Somewhere underneath there has to be a ‘real’ layer where goods, services and materials are actually provided and transported to keep people alive and something passing for civilization working. But the markets are perhaps only loosely connected to that?

High-frequency trading (HFT) / algorithmic trading already uses AI (aka machine learning). It’s custom-built for the specific task.

This is a different flavor of AI than what is popularly called AI recently – LLMs. LLMs could be useful to HFT, but they run very slowly so not likely to add instability beyond what we have now.

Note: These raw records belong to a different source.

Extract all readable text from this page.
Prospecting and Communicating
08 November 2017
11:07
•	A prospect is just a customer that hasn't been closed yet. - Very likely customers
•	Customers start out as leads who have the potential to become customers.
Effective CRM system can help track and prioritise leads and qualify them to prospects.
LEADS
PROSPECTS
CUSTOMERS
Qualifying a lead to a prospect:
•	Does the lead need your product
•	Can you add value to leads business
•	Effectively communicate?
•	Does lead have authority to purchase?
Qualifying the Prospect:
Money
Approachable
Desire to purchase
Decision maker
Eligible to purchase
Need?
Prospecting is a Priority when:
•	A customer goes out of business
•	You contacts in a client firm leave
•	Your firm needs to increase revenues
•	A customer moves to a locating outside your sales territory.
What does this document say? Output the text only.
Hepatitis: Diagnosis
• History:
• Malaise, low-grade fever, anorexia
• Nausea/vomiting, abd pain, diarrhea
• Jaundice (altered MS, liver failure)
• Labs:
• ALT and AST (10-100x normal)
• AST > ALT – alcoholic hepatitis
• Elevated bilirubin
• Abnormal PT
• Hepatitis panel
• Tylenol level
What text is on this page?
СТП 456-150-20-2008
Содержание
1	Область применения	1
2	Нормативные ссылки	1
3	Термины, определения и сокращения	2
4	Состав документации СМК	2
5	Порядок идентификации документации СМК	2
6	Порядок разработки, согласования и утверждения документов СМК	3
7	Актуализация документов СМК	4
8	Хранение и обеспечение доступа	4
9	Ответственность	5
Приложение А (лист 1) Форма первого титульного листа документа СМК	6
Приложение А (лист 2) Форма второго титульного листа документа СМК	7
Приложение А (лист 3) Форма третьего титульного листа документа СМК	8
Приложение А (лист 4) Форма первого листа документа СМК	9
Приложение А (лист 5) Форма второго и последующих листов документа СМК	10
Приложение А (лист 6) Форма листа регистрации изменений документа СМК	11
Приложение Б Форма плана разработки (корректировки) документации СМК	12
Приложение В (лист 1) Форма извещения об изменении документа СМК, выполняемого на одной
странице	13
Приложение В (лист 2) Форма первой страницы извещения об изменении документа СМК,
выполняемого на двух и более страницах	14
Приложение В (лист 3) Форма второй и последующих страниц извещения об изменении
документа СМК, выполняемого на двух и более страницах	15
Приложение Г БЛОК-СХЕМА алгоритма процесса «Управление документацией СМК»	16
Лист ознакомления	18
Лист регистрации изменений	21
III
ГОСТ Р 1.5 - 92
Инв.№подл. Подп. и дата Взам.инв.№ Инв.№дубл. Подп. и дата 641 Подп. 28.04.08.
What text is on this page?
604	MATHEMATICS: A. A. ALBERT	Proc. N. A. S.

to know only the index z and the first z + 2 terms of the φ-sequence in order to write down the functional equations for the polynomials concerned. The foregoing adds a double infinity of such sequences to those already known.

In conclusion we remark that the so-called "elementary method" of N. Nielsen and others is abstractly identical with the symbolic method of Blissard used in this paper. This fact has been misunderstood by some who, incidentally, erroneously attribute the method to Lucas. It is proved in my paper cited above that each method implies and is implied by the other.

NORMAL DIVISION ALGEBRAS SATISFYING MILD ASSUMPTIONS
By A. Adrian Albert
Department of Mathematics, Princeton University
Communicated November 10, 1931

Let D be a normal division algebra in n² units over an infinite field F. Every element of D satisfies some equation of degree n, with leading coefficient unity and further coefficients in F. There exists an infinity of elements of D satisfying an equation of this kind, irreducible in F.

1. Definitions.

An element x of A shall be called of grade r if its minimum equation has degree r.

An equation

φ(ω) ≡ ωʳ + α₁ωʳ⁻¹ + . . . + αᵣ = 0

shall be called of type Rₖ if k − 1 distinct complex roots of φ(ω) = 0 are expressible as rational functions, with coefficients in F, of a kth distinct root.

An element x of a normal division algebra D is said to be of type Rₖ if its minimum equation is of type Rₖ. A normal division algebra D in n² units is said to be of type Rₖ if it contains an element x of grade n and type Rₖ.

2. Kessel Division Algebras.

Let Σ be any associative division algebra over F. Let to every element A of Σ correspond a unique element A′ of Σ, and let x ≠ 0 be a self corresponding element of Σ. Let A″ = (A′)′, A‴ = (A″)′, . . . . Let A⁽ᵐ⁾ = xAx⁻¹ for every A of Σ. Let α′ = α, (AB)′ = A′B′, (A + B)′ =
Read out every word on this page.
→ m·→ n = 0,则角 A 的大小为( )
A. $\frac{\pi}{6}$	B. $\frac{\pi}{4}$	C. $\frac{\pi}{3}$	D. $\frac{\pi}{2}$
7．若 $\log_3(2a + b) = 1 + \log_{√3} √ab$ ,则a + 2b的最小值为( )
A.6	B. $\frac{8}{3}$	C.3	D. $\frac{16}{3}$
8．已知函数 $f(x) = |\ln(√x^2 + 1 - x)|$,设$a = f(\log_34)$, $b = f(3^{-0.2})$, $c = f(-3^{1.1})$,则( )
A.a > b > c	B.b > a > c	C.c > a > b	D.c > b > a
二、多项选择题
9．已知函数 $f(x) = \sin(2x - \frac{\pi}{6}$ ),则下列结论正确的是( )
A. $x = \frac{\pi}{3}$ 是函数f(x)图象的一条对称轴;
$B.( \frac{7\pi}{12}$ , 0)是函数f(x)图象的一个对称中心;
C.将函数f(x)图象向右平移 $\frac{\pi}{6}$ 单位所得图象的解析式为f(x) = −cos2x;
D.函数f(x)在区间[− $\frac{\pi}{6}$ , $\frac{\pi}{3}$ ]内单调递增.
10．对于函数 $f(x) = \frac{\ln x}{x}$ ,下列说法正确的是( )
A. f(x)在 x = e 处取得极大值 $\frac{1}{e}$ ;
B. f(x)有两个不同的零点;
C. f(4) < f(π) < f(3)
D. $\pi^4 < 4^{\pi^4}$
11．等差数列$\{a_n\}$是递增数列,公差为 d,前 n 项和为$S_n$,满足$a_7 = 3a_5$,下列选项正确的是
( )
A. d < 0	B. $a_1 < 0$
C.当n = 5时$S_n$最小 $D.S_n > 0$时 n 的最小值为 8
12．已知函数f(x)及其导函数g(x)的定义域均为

I don’t think the arms race of purpose built AIs for HFT increases or decreases the flash crash risk. Tge same big players are playing. Just with more power on each side against each other. It’s interesting though to consider rival highly powered purpose built AI platforms trading in the same pool where they each have access to the same previous sets of patterns and are changing the patterns by their collective activity, each predicting the others’s next moves before they happen … where getting there a millisecond earlier or later means profit or loss.

How small retail investors think they can play in that pond amazes me.

Thinking on it … I suspect that it isn’t only the small retail investor who cannot swim in the pool - the more powerful purpose built AIs will be a higher and higher cost of admission to stay on par with the best capitalized players. Those firms stay even with each other, zero sum game, but those firms without that level of capital are going to get priced out of being able to afford the higher level tools.

I couldn’t get to the WSJ article but I’d expect that AI does the opposite of opening up quant trading to the masses; it will concentrate it more in the hands of the biggest wealthiest firms.

Does HFT have a significant impact on retail investors? Or are they mainly competing with each other? Are there two parallel competitions happening on the same field?

My limited understanding:

Clearly if the competing algorithms set off a flash crash it moves into our world.

Otherwise it just provides the liquidity and narrower bid ask spreads that helps us on the retail side, marginally. Of no real matter to us longer term hold folk.

My understanding is that the main effects of HFT as perceived by a retail investor is that if you place a limit order, “I.e. buy XXX at a price less than $YYY”, the order is more likely to be filled at a price closer to (but not over) the limit price because if HFT traders front-running the order.